The controversial coastal road in southern Chile is to be rerouted to an in-land route
Victory In Chile! Coastal Road Rerouted!
January 23, 2020
Good news for the temperate Valdivian rainforest of southern Chile: on 11 January, the government of Chile signed an agreement to redefine the routing of the Coastal Range Road and establish mechanisms for the creation of protected areas along the country's Coastal Range - home to the oldest and most diverse rainforest remaining in southern South America.
The agreement was signed with the The Coastal Range Coalition, an NGO group spearheaded by WWF that includes more than 12 institutions, ranging from indigenous groups to leading scientists, interested in the conservation of the remaining temperate rainforest of the Coastal Range. The Minister of Public Works, the Intendente of Region X (State Governor), and the Directors of CONAMA (National Environmental Commission) and CONAF (National Forestry Agency) signed the agreement on behalf of the Government of Chile, and Francisco Solís signed on behalf of the Coastal Range Coalition.

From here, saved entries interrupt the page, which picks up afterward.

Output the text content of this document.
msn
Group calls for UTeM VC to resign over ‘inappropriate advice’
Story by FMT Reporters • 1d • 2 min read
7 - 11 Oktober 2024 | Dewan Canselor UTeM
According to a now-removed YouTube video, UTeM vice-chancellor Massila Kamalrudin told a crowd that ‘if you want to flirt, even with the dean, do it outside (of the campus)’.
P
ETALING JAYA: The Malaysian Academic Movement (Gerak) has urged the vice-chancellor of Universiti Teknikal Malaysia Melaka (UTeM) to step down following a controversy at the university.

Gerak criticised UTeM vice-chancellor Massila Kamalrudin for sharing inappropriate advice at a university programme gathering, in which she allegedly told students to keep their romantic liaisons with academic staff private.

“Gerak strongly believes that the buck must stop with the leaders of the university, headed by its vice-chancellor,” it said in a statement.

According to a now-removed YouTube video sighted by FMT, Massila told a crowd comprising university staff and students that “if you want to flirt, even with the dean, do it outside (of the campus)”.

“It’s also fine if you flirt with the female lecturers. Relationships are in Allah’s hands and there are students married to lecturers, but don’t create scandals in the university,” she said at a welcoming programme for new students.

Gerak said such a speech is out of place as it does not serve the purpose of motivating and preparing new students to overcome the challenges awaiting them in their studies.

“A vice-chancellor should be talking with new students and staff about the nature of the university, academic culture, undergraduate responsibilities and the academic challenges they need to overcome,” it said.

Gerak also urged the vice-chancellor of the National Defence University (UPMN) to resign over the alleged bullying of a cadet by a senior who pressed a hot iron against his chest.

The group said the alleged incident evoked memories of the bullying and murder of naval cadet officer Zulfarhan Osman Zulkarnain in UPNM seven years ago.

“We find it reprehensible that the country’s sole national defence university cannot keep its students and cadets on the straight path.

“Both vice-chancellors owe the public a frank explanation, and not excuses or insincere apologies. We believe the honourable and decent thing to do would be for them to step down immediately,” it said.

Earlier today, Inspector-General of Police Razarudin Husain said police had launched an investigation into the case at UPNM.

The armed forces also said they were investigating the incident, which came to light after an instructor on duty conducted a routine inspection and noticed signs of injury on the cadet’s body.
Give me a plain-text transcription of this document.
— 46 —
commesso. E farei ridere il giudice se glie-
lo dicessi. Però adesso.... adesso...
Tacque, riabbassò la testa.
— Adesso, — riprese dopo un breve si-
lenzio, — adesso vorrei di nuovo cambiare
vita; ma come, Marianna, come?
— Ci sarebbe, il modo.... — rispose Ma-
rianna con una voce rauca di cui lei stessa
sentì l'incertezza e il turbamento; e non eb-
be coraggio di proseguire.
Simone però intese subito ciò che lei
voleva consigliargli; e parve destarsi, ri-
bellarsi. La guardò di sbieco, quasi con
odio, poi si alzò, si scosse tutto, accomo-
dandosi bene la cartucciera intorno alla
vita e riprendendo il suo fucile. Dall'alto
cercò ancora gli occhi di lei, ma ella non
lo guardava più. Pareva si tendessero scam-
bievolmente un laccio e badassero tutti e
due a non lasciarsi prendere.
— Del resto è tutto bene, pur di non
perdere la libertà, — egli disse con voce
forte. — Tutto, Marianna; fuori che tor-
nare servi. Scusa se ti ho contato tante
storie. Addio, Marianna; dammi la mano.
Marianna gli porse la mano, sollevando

The Coastal Range Road was initiated to connect the cities of Valdivia and Puerto Montt by way of the Pacific Coast. The planned route passed along the western flanks of the Coastal Range, which contains the oldest and most diverse rainforest remaining in southern South America. One of only five temperate rainforests in the world, the Valdivian rainforest is one of WWF's Global 200 ecosystems. The road would have further fragmented this ancient rainforest and facilitated its conversion to eucalypt and pine plantations.
The agreement represents an outstanding conservation result. Twenty per cent of the 200-km road that is already under construction will be changed from a logging penetration road (speed limit of 70 km/h) to a minimal environmental impact road (speed limit of 40 km/h).
Additionally, the remaining 80 per cent of the road, currently under study, will be routed outside forested areas (east of the range) and use existing minor roads. Significantly, each segment will be subject to a full environmental assessment, which is not required by law. Finally, the plan also considers the establishment of protected areas, since less than five per cent of the Coastal Range is currently under protection.
This agreement with the government of Chile is unprecedented: only two years ago the project was moving at full speed and no communication channels existed between the environmental community and the regional or national governments. At the event, the Chilean government recognized that the Coastal Range Coalition was a legitimate, scientifically and technically sound NGO, capable of engaging in this and other important environmental issues in the ecoregion.
The Coastal Range Coalition and WWF's Valdivian Temperate Rainforest Ecoregional Programme will now work to implement the agreement and ensure long lasting conservation results in this rare and special ecoregion.